I get paid on the same day each month. The following day my bank automatically transfer money into different bank accounts. This helps us to manage our budget and ensure that we always put money into our saving.
You can do the same. Arrange for money to be automatically transferred to a savings account either directly from your pay-check (by your employer) or by your financial institution once your pay-check is deposited into your account. There is no decision or remembering to be made. The saving just happens.

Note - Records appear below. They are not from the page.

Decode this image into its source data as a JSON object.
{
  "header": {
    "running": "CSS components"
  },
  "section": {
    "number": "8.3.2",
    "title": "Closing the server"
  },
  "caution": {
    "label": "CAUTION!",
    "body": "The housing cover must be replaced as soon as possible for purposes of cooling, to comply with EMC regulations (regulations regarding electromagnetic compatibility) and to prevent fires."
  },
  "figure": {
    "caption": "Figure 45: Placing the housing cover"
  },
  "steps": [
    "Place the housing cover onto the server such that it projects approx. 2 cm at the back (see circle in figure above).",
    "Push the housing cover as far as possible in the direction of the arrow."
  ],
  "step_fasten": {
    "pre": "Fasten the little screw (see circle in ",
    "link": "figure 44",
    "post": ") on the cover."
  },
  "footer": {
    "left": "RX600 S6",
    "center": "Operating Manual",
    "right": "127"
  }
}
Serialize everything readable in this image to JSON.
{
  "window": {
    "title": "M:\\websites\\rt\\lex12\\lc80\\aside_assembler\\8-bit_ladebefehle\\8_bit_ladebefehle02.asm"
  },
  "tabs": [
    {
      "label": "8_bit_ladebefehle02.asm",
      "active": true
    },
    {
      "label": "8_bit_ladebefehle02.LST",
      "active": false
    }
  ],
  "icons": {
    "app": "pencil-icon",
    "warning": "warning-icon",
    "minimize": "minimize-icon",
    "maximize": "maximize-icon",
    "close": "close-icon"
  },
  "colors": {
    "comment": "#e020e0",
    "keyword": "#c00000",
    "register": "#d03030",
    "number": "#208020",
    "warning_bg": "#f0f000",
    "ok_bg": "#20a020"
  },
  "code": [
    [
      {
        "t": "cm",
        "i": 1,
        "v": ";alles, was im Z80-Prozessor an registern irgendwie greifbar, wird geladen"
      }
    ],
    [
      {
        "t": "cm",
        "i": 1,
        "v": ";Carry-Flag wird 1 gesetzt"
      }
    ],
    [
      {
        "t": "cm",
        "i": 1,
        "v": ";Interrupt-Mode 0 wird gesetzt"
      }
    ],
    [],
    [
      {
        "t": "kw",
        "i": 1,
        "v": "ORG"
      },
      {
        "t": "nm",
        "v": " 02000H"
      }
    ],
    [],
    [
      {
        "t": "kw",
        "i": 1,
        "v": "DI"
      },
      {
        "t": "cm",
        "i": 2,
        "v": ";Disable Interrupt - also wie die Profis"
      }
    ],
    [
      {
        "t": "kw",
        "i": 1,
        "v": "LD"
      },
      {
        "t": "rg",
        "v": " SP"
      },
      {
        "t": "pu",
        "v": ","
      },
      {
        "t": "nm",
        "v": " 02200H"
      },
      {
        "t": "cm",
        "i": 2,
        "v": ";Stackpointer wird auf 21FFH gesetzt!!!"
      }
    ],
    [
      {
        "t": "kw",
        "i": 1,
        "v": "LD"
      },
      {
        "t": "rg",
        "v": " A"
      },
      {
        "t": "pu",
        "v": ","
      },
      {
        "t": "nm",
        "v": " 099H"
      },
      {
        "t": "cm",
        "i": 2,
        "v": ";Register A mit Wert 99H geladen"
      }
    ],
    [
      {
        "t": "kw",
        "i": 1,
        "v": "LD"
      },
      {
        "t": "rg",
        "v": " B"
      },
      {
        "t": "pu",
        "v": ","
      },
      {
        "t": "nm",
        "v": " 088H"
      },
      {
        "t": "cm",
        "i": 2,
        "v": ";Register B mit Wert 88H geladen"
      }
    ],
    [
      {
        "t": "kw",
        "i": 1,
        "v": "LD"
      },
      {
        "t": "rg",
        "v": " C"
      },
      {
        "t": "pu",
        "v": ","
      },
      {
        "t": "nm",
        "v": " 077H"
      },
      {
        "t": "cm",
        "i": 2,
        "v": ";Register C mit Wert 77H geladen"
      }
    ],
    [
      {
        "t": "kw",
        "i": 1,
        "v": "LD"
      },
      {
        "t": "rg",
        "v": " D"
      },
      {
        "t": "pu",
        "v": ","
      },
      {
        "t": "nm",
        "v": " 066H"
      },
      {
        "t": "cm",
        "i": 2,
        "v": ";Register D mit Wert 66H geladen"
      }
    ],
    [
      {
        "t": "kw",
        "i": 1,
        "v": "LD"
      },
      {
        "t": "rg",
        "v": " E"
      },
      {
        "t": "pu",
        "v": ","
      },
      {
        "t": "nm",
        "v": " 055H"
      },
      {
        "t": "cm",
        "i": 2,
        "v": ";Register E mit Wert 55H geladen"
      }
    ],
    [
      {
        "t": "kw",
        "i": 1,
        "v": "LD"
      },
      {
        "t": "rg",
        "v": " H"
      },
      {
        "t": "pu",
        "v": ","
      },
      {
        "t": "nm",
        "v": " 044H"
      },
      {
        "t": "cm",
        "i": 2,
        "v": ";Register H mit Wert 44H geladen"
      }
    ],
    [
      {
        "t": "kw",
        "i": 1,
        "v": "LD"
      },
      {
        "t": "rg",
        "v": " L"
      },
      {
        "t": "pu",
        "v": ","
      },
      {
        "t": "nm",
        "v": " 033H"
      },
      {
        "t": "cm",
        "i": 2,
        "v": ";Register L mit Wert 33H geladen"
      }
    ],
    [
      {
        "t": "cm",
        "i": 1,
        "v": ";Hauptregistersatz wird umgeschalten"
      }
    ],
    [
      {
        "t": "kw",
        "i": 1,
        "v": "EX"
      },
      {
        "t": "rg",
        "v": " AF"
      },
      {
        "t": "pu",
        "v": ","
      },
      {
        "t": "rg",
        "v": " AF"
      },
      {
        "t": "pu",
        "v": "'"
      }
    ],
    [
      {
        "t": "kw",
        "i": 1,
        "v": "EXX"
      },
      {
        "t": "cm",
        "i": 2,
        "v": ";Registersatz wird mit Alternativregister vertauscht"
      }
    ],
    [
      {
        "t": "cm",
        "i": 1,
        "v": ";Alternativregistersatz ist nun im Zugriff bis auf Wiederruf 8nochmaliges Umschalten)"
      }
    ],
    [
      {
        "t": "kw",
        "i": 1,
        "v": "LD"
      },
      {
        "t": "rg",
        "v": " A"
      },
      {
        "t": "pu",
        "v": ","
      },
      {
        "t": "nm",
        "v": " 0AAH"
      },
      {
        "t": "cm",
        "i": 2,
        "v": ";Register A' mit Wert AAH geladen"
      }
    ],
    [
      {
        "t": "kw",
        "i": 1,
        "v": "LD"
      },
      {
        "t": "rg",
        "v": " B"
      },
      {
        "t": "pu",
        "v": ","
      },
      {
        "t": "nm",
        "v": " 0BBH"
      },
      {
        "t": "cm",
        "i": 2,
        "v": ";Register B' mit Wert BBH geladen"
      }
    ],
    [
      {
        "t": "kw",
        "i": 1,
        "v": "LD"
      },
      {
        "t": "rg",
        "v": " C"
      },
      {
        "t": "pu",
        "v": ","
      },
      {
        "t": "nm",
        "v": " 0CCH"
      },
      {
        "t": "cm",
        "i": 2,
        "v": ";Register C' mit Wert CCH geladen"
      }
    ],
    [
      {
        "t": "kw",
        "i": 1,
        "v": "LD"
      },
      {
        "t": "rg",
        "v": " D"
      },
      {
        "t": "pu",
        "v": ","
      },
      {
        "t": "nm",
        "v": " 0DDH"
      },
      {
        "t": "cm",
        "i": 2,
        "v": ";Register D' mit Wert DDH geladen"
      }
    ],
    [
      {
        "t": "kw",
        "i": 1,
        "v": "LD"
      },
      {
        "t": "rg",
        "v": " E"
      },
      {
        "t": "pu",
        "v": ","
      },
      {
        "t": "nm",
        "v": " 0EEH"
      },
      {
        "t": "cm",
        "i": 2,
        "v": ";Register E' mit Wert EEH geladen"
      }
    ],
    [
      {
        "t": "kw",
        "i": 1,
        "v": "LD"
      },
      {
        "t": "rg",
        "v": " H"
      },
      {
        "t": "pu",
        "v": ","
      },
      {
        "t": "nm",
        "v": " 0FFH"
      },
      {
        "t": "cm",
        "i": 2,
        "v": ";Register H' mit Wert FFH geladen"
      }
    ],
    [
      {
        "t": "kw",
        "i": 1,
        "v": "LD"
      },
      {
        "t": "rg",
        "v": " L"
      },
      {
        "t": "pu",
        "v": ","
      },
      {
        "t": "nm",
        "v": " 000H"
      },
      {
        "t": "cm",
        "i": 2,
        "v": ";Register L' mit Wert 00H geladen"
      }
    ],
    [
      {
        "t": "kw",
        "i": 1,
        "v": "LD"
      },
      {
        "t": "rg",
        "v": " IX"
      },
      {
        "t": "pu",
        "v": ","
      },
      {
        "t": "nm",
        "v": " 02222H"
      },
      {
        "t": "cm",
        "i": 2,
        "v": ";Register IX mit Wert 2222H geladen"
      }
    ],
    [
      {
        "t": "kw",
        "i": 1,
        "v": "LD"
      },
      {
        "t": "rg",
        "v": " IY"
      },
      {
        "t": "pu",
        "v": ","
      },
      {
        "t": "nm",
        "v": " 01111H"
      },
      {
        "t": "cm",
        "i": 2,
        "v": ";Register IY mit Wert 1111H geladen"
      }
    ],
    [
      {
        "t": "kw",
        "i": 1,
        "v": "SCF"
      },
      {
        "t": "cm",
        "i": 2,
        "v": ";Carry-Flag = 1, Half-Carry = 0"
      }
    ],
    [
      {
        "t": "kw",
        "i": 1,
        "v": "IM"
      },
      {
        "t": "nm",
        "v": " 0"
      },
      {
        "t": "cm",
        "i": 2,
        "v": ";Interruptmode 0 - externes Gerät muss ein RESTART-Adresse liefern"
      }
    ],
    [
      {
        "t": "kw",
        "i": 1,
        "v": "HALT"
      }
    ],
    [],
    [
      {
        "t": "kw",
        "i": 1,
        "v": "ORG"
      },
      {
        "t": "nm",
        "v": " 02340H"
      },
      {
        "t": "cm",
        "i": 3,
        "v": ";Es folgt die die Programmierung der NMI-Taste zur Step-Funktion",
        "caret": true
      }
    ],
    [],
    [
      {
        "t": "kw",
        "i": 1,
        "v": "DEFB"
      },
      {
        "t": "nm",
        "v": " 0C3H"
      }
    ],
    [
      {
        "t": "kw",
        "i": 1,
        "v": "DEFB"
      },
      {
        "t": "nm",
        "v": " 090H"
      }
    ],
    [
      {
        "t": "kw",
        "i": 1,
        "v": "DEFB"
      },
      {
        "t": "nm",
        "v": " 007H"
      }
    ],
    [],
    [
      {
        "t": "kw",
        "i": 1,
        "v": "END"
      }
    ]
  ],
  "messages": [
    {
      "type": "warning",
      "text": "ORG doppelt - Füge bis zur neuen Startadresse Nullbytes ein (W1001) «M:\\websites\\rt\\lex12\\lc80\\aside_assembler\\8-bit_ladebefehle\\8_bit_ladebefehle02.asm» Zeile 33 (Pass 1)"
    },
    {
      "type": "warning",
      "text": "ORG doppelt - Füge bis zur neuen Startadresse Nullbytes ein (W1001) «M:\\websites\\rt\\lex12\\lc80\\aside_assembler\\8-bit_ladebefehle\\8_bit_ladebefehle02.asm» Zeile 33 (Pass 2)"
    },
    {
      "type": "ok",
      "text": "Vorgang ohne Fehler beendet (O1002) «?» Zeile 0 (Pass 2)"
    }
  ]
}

Save extra when times are good

The JPMorgan Chase research mentioned above, suggested some families may be more likely to continue to save and achieve the goals over a longer term, if they save aggressively when they have a spike in their income.
I can give an example here as this is something that I do. Every year I expected to receive a tax refund and a bonus from my day job. I save 100% of the tax refund and 90% of the bonus. This allows me to reduce the amount saved each month. Should I get unexpected money, I also add this to the saving account.

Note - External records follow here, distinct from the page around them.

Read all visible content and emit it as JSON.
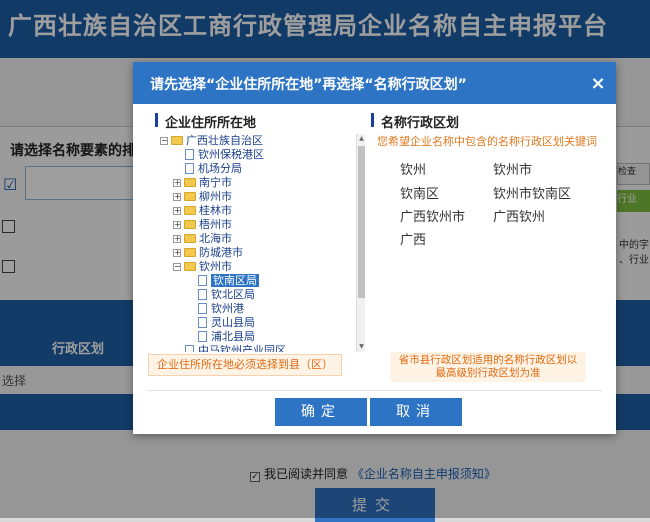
{
  "background": {
    "page_title": "广西壮族自治区工商行政管理局企业名称自主申报平台",
    "section_heading": "请选择名称要素的排",
    "band_label": "行政区划",
    "lower_text": "选择",
    "right_tab": "检查",
    "right_btn": "行业",
    "right_text_1": "中的字",
    "right_text_2": "、行业",
    "agree_prefix": "我已阅读并同意",
    "agree_link": "《企业名称自主申报须知》",
    "submit_label": "提交"
  },
  "modal": {
    "title": "请先选择“企业住所所在地”再选择“名称行政区划”",
    "close_icon": "×",
    "left_section_title": "企业住所所在地",
    "right_section_title": "名称行政区划",
    "right_subhint": "您希望企业名称中包含的名称行政区划关键词",
    "tree": [
      {
        "label": "广西壮族自治区",
        "kind": "folder",
        "toggle": "−"
      },
      {
        "label": "钦州保税港区",
        "kind": "doc"
      },
      {
        "label": "机场分局",
        "kind": "doc"
      },
      {
        "label": "南宁市",
        "kind": "folder",
        "toggle": "+"
      },
      {
        "label": "柳州市",
        "kind": "folder",
        "toggle": "+"
      },
      {
        "label": "桂林市",
        "kind": "folder",
        "toggle": "+"
      },
      {
        "label": "梧州市",
        "kind": "folder",
        "toggle": "+"
      },
      {
        "label": "北海市",
        "kind": "folder",
        "toggle": "+"
      },
      {
        "label": "防城港市",
        "kind": "folder",
        "toggle": "+"
      },
      {
        "label": "钦州市",
        "kind": "folder",
        "toggle": "−"
      },
      {
        "label": "钦南区局",
        "kind": "doc",
        "selected": true
      },
      {
        "label": "钦北区局",
        "kind": "doc"
      },
      {
        "label": "钦州港",
        "kind": "doc"
      },
      {
        "label": "灵山县局",
        "kind": "doc"
      },
      {
        "label": "浦北县局",
        "kind": "doc"
      },
      {
        "label": "中马钦州产业园区",
        "kind": "doc"
      }
    ],
    "left_hint": "企业住所所在地必须选择到县（区）",
    "keywords": [
      "钦州",
      "钦州市",
      "钦南区",
      "钦州市钦南区",
      "广西钦州市",
      "广西钦州",
      "广西"
    ],
    "right_hint_line1": "省市县行政区划适用的名称行政区划以",
    "right_hint_line2": "最高级别行政区划为准",
    "confirm_label": "确定",
    "cancel_label": "取消"
  }
}
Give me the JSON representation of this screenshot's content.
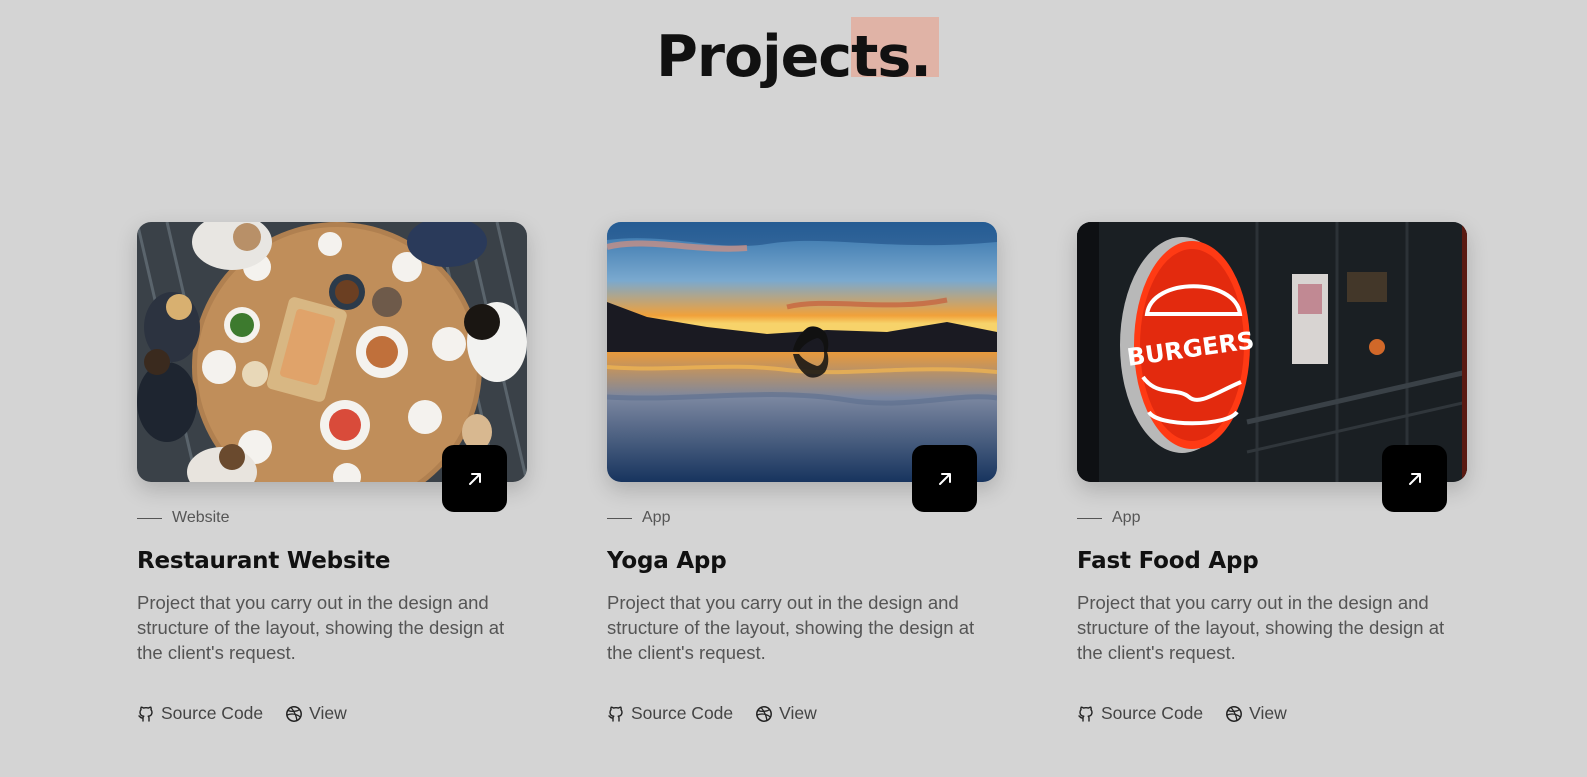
{
  "header": {
    "title": "Projects.",
    "accent_color": "#e0b3a6"
  },
  "projects": [
    {
      "category": "Website",
      "title": "Restaurant Website",
      "description": "Project that you carry out in the design and structure of the layout, showing the design at the client's request.",
      "image": "restaurant-table-photo",
      "links": {
        "source": "Source Code",
        "view": "View"
      }
    },
    {
      "category": "App",
      "title": "Yoga App",
      "description": "Project that you carry out in the design and structure of the layout, showing the design at the client's request.",
      "image": "yoga-sunset-photo",
      "links": {
        "source": "Source Code",
        "view": "View"
      }
    },
    {
      "category": "App",
      "title": "Fast Food App",
      "description": "Project that you carry out in the design and structure of the layout, showing the design at the client's request.",
      "image": "burger-sign-photo",
      "links": {
        "source": "Source Code",
        "view": "View"
      }
    }
  ],
  "icons": {
    "arrow": "arrow-up-right-icon",
    "source": "github-icon",
    "view": "dribbble-icon"
  },
  "colors": {
    "background": "#d4d4d4",
    "button": "#000000",
    "burger_sign": "#e8341c"
  }
}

How do You know if You Can Use the Money

Its a valid question. If you have made all that effort to save the money, you may be hesitant to use it have to go through all that again. Here are couple of questions to ask yourself:

  1. Can You pay for out of my normal monthly expenses?
    • If the expense is small, can you deal with it from of your monthly income? Perhaps that means you will have to skip somethings that is not essential.
  2. Is it unexpected?
    • In reality, we know about and can plan for most bills – rent, insurance, tax, etc. If you have a budget for these, then you don’t need to use the emergency fund.
    • But, damge to your home or car, a medical emergency, sudden drop in income can’t be planned. So, if you cannot cover the expense from your normal monthly income, then use the fund.
  3. Is it absolutely necessary?
    • There are many unplanned even
    • A small crack in our phone screen can wait, or is not necessary to fix at all.
  4. Does it Have to be Now?
    • Can you delay or spread the payment for several months to allow you to plan and adjust your budget to compensate? This would allow you not to use the emergency fund.
    • Things like a dentist or doctor visits obviously need to be done immediately.

Conclusion & Actions

  1. Set a goal to save $1000-2000 as a priority. Make the minimum necessary payment on debts
  2. Review your budget to see where you reduce expenses. Use money from reducing debt repayments (if possible)
  3. Once you have saved the 1k-2k, aggressively repay the debts.
  4. Once the debts are gone, gown that savings fund to 5k, and then to 6 months of expenses.

Have you saved your emergency fund? What do you think of the amounts we suggest and prioritising a personal emergency fund over debt? Maybe you’ve got your own ideas of what to do, feel free to share that too!